Strengths and weaknesses

In addition to the HCST’s diagnostic power, many of the personal and financial issues faced by the existing measurements are addressed. HCST provides the convenience of both a pad-free test and being performed at home. The HCST therefore avoids hospital visits, the use of extra healthcare resources, and eliminates healthcare professional bias in reporting the outcome of interventions. These strengths could potentially translate to improved recruitment and retention in SUI trials. Despite most COVID restrictions being lifted, reduced footfall in hospitals is still a valued attribute seen with the HCST [28].

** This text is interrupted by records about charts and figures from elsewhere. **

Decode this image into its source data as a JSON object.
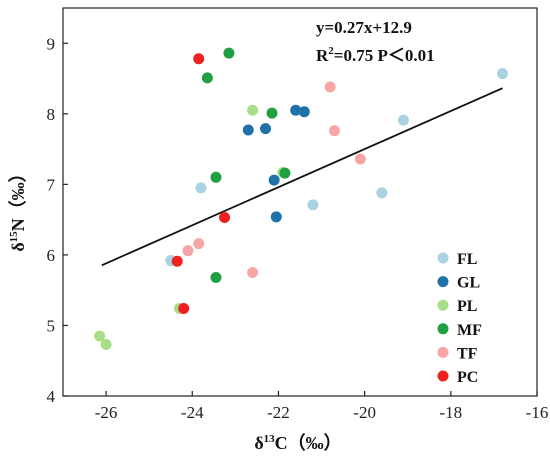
{
  "chart_data": {
    "type": "scatter",
    "xlabel": {
      "prefix": "δ",
      "sup": "13",
      "main": "C（‰）"
    },
    "ylabel": {
      "prefix": "δ",
      "sup": "15",
      "main": "N（‰）"
    },
    "xlim": [
      -27,
      -16
    ],
    "ylim": [
      4,
      9.5
    ],
    "xticks": [
      -26,
      -24,
      -22,
      -20,
      -18,
      -16
    ],
    "yticks": [
      4,
      5,
      6,
      7,
      8,
      9
    ],
    "equation_line1": "y=0.27x+12.9",
    "equation_line2": {
      "R": "R",
      "sup": "2",
      "rest": "=0.75 P＜0.01"
    },
    "trendline": {
      "slope": 0.27,
      "intercept": 12.9,
      "x_start": -26.1,
      "x_end": -16.8
    },
    "legend_position": "right",
    "series": [
      {
        "name": "FL",
        "color": "#a9d2e3",
        "points": [
          [
            -16.8,
            8.57
          ],
          [
            -19.1,
            7.91
          ],
          [
            -19.6,
            6.88
          ],
          [
            -21.2,
            6.71
          ],
          [
            -23.8,
            6.95
          ],
          [
            -24.5,
            5.92
          ]
        ]
      },
      {
        "name": "GL",
        "color": "#1e72a8",
        "points": [
          [
            -21.6,
            8.05
          ],
          [
            -21.4,
            8.03
          ],
          [
            -22.3,
            7.79
          ],
          [
            -22.7,
            7.77
          ],
          [
            -22.1,
            7.06
          ],
          [
            -22.05,
            6.54
          ]
        ]
      },
      {
        "name": "PL",
        "color": "#a6de8a",
        "points": [
          [
            -22.6,
            8.05
          ],
          [
            -21.9,
            7.17
          ],
          [
            -24.3,
            5.24
          ],
          [
            -26.15,
            4.85
          ],
          [
            -26.0,
            4.73
          ]
        ]
      },
      {
        "name": "MF",
        "color": "#21a043",
        "points": [
          [
            -23.15,
            8.86
          ],
          [
            -23.65,
            8.51
          ],
          [
            -22.15,
            8.01
          ],
          [
            -21.85,
            7.16
          ],
          [
            -23.45,
            7.1
          ],
          [
            -23.45,
            5.68
          ]
        ]
      },
      {
        "name": "TF",
        "color": "#f8a5a5",
        "points": [
          [
            -20.8,
            8.38
          ],
          [
            -20.7,
            7.76
          ],
          [
            -20.1,
            7.36
          ],
          [
            -23.85,
            6.16
          ],
          [
            -24.1,
            6.06
          ],
          [
            -22.6,
            5.75
          ]
        ]
      },
      {
        "name": "PC",
        "color": "#ee2020",
        "points": [
          [
            -23.85,
            8.78
          ],
          [
            -23.25,
            6.53
          ],
          [
            -24.35,
            5.91
          ],
          [
            -24.2,
            5.24
          ]
        ]
      }
    ]
  }
}
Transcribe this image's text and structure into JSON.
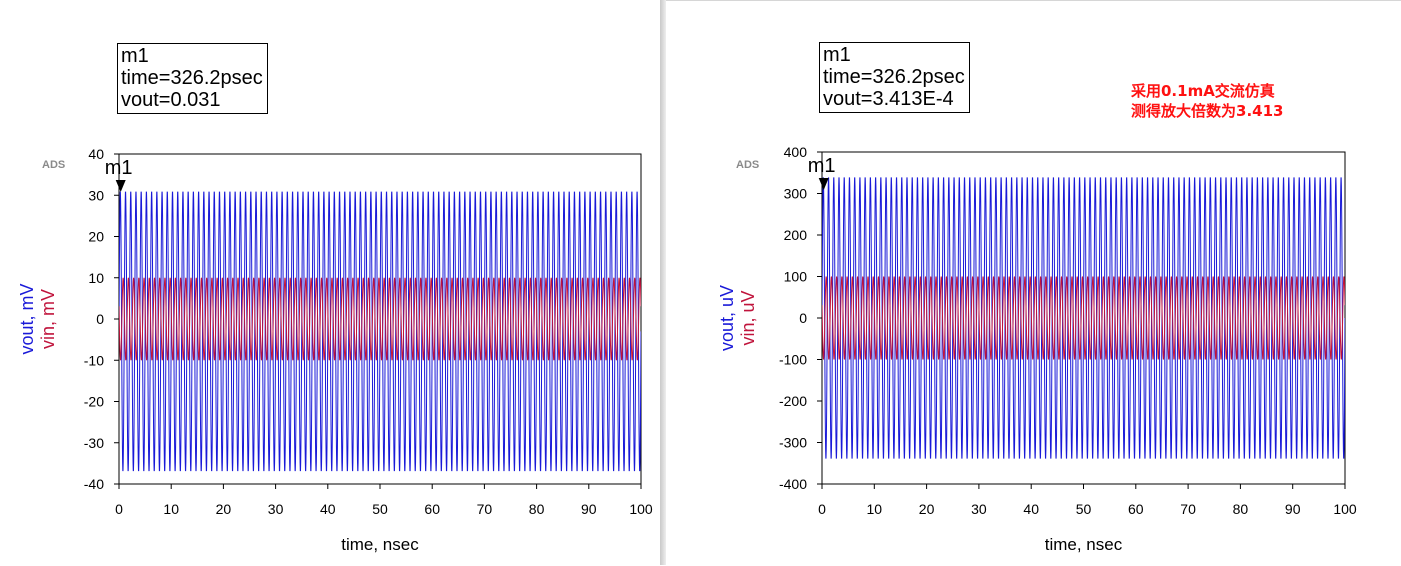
{
  "colors": {
    "vout": "#1a1ad8",
    "vin": "#c0143c",
    "axis": "#000000",
    "annotation": "#ff1111"
  },
  "chart_data": [
    {
      "type": "line",
      "logo": "ADS",
      "xlabel": "time, nsec",
      "ylabel_series": [
        "vout, mV",
        "vin, mV"
      ],
      "xlim": [
        0,
        100
      ],
      "ylim": [
        -40,
        40
      ],
      "xticks": [
        0,
        10,
        20,
        30,
        40,
        50,
        60,
        70,
        80,
        90,
        100
      ],
      "yticks": [
        40,
        30,
        20,
        10,
        0,
        -10,
        -20,
        -30,
        -40
      ],
      "marker": {
        "name": "m1",
        "lines": [
          "m1",
          "time=326.2psec",
          "vout=0.031"
        ],
        "x": 0.3262
      },
      "series": [
        {
          "name": "vout",
          "unit": "mV",
          "waveform": "sine",
          "amplitude": 34,
          "offset": -3,
          "frequency_ghz": 1.0,
          "color": "#1a1ad8"
        },
        {
          "name": "vin",
          "unit": "mV",
          "waveform": "sine",
          "amplitude": 10,
          "offset": 0,
          "frequency_ghz": 1.0,
          "color": "#c0143c"
        }
      ]
    },
    {
      "type": "line",
      "logo": "ADS",
      "xlabel": "time, nsec",
      "ylabel_series": [
        "vout, uV",
        "vin, uV"
      ],
      "xlim": [
        0,
        100
      ],
      "ylim": [
        -400,
        400
      ],
      "xticks": [
        0,
        10,
        20,
        30,
        40,
        50,
        60,
        70,
        80,
        90,
        100
      ],
      "yticks": [
        400,
        300,
        200,
        100,
        0,
        -100,
        -200,
        -300,
        -400
      ],
      "marker": {
        "name": "m1",
        "lines": [
          "m1",
          "time=326.2psec",
          "vout=3.413E-4"
        ],
        "x": 0.3262
      },
      "series": [
        {
          "name": "vout",
          "unit": "uV",
          "waveform": "sine",
          "amplitude": 340,
          "offset": 0,
          "frequency_ghz": 1.0,
          "color": "#1a1ad8"
        },
        {
          "name": "vin",
          "unit": "uV",
          "waveform": "sine",
          "amplitude": 100,
          "offset": 0,
          "frequency_ghz": 1.0,
          "color": "#c0143c"
        }
      ]
    }
  ],
  "annotation": {
    "line1": "采用0.1mA交流仿真",
    "line2": "测得放大倍数为3.413"
  }
}
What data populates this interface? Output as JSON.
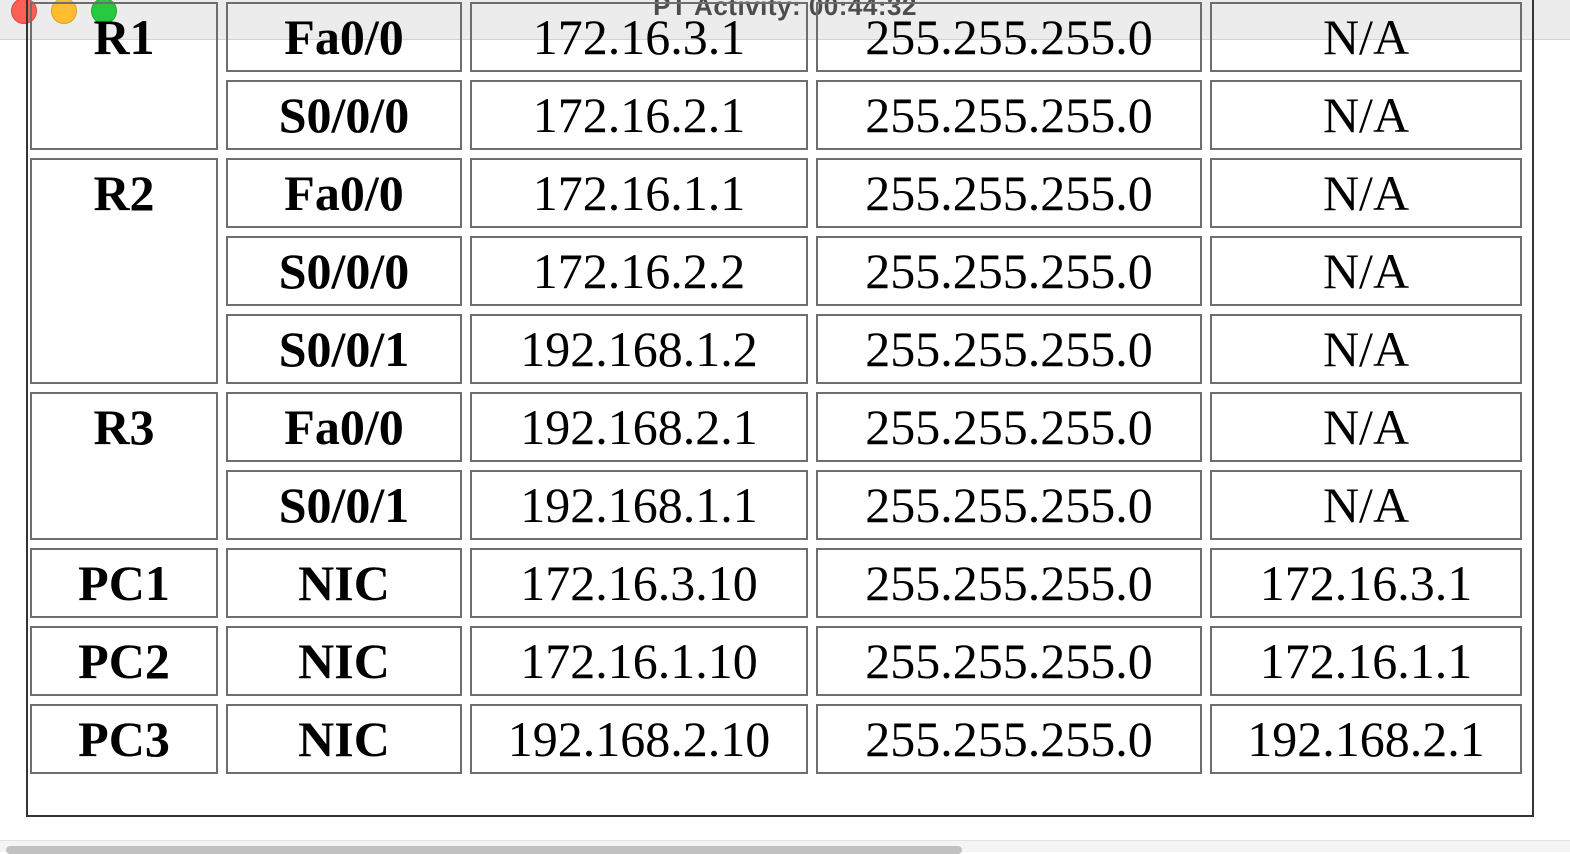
{
  "window": {
    "title": "PT Activity: 00:44:32"
  },
  "colors": {
    "close": "#fe5f57",
    "minimize": "#febc2e",
    "maximize": "#28c840"
  },
  "table": {
    "groups": [
      {
        "device": "R1",
        "rows": [
          {
            "interface": "Fa0/0",
            "ip": "172.16.3.1",
            "mask": "255.255.255.0",
            "gateway": "N/A"
          },
          {
            "interface": "S0/0/0",
            "ip": "172.16.2.1",
            "mask": "255.255.255.0",
            "gateway": "N/A"
          }
        ]
      },
      {
        "device": "R2",
        "rows": [
          {
            "interface": "Fa0/0",
            "ip": "172.16.1.1",
            "mask": "255.255.255.0",
            "gateway": "N/A"
          },
          {
            "interface": "S0/0/0",
            "ip": "172.16.2.2",
            "mask": "255.255.255.0",
            "gateway": "N/A"
          },
          {
            "interface": "S0/0/1",
            "ip": "192.168.1.2",
            "mask": "255.255.255.0",
            "gateway": "N/A"
          }
        ]
      },
      {
        "device": "R3",
        "rows": [
          {
            "interface": "Fa0/0",
            "ip": "192.168.2.1",
            "mask": "255.255.255.0",
            "gateway": "N/A"
          },
          {
            "interface": "S0/0/1",
            "ip": "192.168.1.1",
            "mask": "255.255.255.0",
            "gateway": "N/A"
          }
        ]
      },
      {
        "device": "PC1",
        "rows": [
          {
            "interface": "NIC",
            "ip": "172.16.3.10",
            "mask": "255.255.255.0",
            "gateway": "172.16.3.1"
          }
        ]
      },
      {
        "device": "PC2",
        "rows": [
          {
            "interface": "NIC",
            "ip": "172.16.1.10",
            "mask": "255.255.255.0",
            "gateway": "172.16.1.1"
          }
        ]
      },
      {
        "device": "PC3",
        "rows": [
          {
            "interface": "NIC",
            "ip": "192.168.2.10",
            "mask": "255.255.255.0",
            "gateway": "192.168.2.1"
          }
        ]
      }
    ]
  }
}
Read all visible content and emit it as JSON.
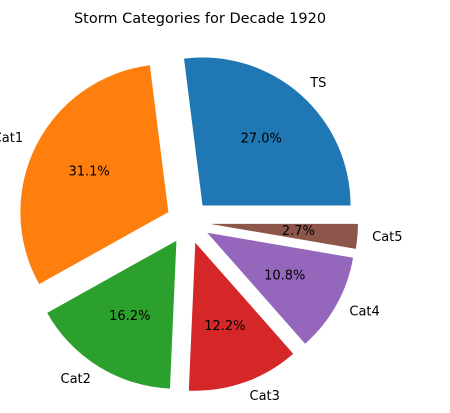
{
  "chart_data": {
    "type": "pie",
    "title": "Storm Categories for Decade 1920",
    "labels": [
      "TS",
      "Cat1",
      "Cat2",
      "Cat3",
      "Cat4",
      "Cat5"
    ],
    "percentages": [
      "27.0%",
      "31.1%",
      "16.2%",
      "12.2%",
      "10.8%",
      "2.7%"
    ],
    "values": [
      27.0,
      31.1,
      16.2,
      12.2,
      10.8,
      2.7
    ],
    "colors": [
      "#1f77b4",
      "#ff7f0e",
      "#2ca02c",
      "#d62728",
      "#9467bd",
      "#8c564b"
    ],
    "start_angle": 0,
    "direction": "counterclockwise",
    "exploded": true
  }
}
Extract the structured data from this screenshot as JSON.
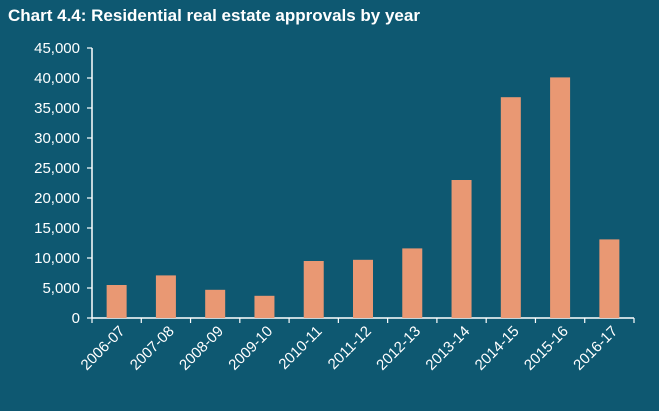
{
  "chart_data": {
    "type": "bar",
    "title": "Chart 4.4: Residential real estate approvals by year",
    "xlabel": "",
    "ylabel": "",
    "categories": [
      "2006-07",
      "2007-08",
      "2008-09",
      "2009-10",
      "2010-11",
      "2011-12",
      "2012-13",
      "2013-14",
      "2014-15",
      "2015-16",
      "2016-17"
    ],
    "values": [
      5500,
      7100,
      4700,
      3700,
      9500,
      9700,
      11600,
      23000,
      36800,
      40100,
      13100
    ],
    "ylim": [
      0,
      45000
    ],
    "yticks": [
      "0",
      "5,000",
      "10,000",
      "15,000",
      "20,000",
      "25,000",
      "30,000",
      "35,000",
      "40,000",
      "45,000"
    ],
    "grid": false,
    "legend": "none",
    "colors": {
      "background": "#0e5871",
      "bar": "#e99873",
      "axis": "#ffffff",
      "text": "#ffffff"
    }
  }
}
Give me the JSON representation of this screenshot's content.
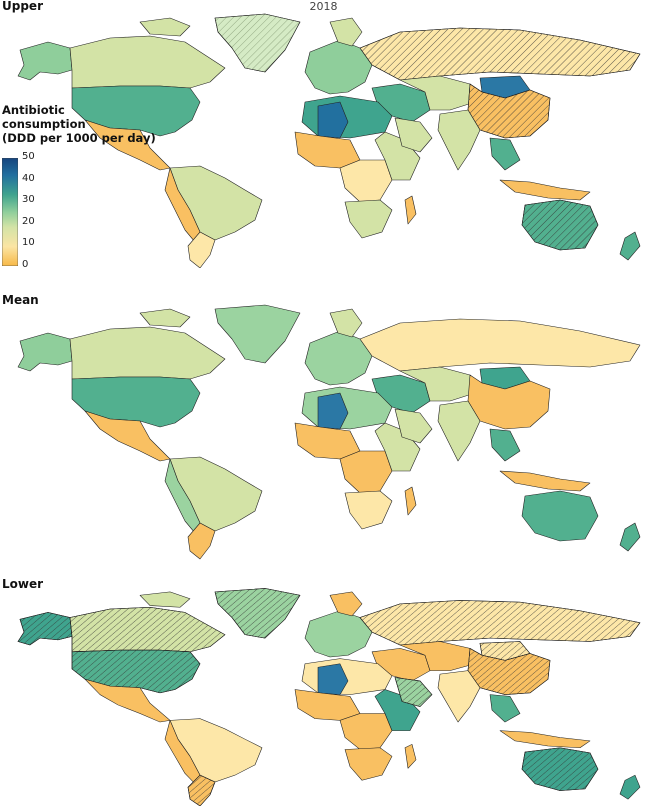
{
  "year": "2018",
  "panels": [
    {
      "label": "Upper"
    },
    {
      "label": "Mean"
    },
    {
      "label": "Lower"
    }
  ],
  "legend": {
    "title_line1": "Antibiotic",
    "title_line2": "consumption",
    "title_line3": "(DDD per 1000 per day)",
    "ticks": [
      "50",
      "40",
      "30",
      "20",
      "10",
      "0"
    ],
    "min": 0,
    "max": 50,
    "colors": [
      "#f7b847",
      "#fbe5a4",
      "#d3e3a6",
      "#8fce9b",
      "#3fa48e",
      "#22709f",
      "#16457e"
    ]
  },
  "colors": {
    "low": "#f9c062",
    "low_mid": "#fde7a8",
    "mid": "#d2e1a4",
    "mid_high": "#9bd3a0",
    "high": "#52b08f",
    "very_high": "#2b78a5",
    "hatch_stroke": "#333333",
    "no_data": "#bdbdbd"
  }
}
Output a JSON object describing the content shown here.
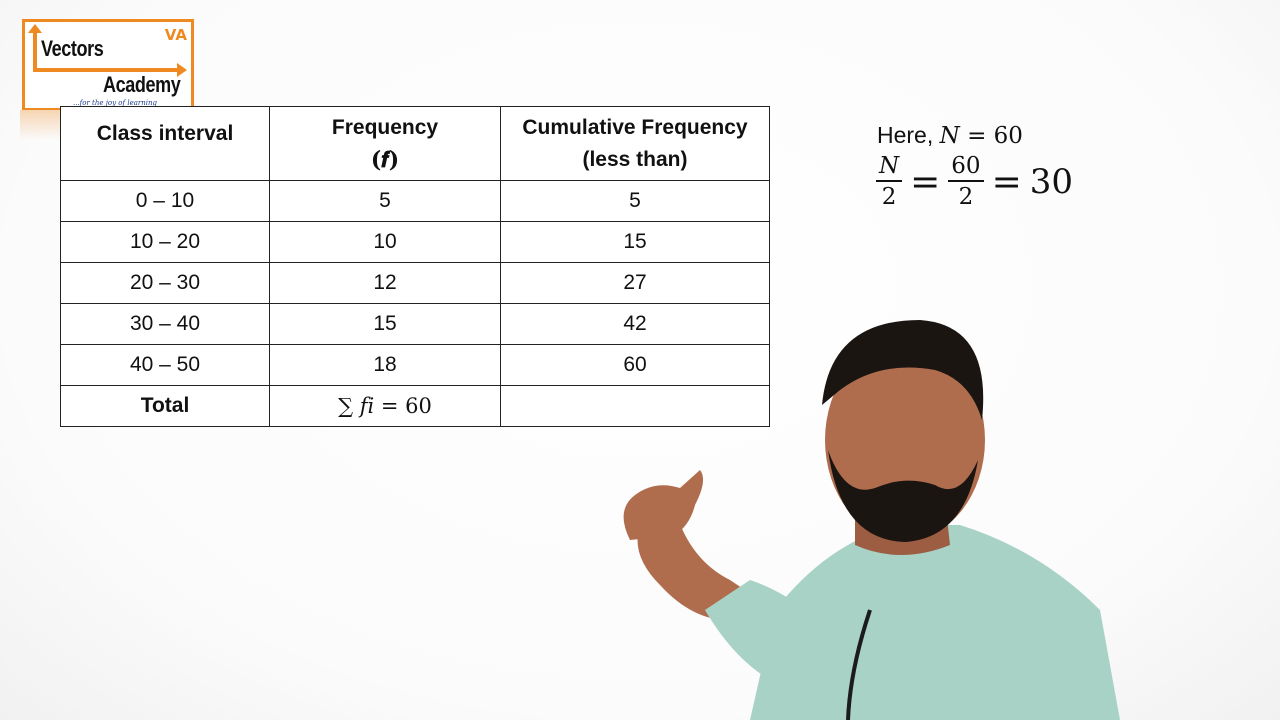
{
  "logo": {
    "line1": "Vectors",
    "line2": "Academy",
    "mark": "VA",
    "tagline": "...for the joy of learning"
  },
  "table": {
    "headers": {
      "class_interval": "Class interval",
      "frequency": "Frequency",
      "frequency_symbol": "(𝒇)",
      "cumulative_line1": "Cumulative Frequency",
      "cumulative_line2": "(less than)"
    },
    "rows": [
      {
        "interval": "0 – 10",
        "frequency": "5",
        "cumulative": "5"
      },
      {
        "interval": "10 – 20",
        "frequency": "10",
        "cumulative": "15"
      },
      {
        "interval": "20 – 30",
        "frequency": "12",
        "cumulative": "27"
      },
      {
        "interval": "30 – 40",
        "frequency": "15",
        "cumulative": "42"
      },
      {
        "interval": "40 – 50",
        "frequency": "18",
        "cumulative": "60"
      }
    ],
    "total_label": "Total",
    "total_value": "∑ 𝑓𝑖 = 60"
  },
  "notes": {
    "here_text": "Here, ",
    "here_expr": "𝑁 = 60",
    "frac1_num": "𝑁",
    "frac1_den": "2",
    "eq1": "=",
    "frac2_num": "60",
    "frac2_den": "2",
    "eq2": "=",
    "result": "30"
  },
  "colors": {
    "logo_accent": "#ef8a22",
    "tagline": "#1a3c8c",
    "shirt": "#a9d2c7",
    "skin": "#b06d4e",
    "hair": "#1b1512"
  }
}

The method of standardisation, ‘comfortably full bladder’, for the HCST in the SIMS RCT [20] has been documented as the method of standardisation for the CST that has the highest specificity [7]. Nevertheless, the lack of objective standardisation of the bladder volume at the start of the test can be a potential limitation.

Conventionally, a new assessment tool being introduced has its diagnostic accuracy compared to the ‘standard’, or the most reliable available method. It could be argued this would be urodynamic testing in this scenario. A key limitation of the HCST in this evaluation was the low PPV, the reasons of which have been discussed earlier.

Current context

The HCST is a novel assessment tool, however in some respects it can be perceived as the ‘self-reported version’ of the CST. In other domains of gynaecology and wider medicine, there has been a noticeable shift to self-testing alternatives with the example of self-collected cervical smear samples [29]. If the same efforts are made to ensure trial follow-up measurements are more convenient for participants, then trials are equally expected to see improved retention. Patient self-assessment studies have produced reliable measurement in other fields of medicine despite initial hesitation and concern [30, 31].

Implications

Further evaluation of the HCST is required in clinical practice, i.e. in the population presenting to the incontinence clinics. Prediction models combining HCST results and responses to symptom severity questionnaires is an area of further research. Qualitative research to determine whether participants favour the HCST to the other alternative assessment tools would also be of value.

Conclusion

The HCST is a valid and reliable patient-reported objective assessment tool of SUI in surgical clinical trials with good specificity, sensitivity, and consistency that eliminates the need for hospital visits and assessor’s bias. HCST can replace the 24-h pad tests in future trials. Further research is required to see if it translates to better retention in clinical trials and before it can be used in standard clinical practice.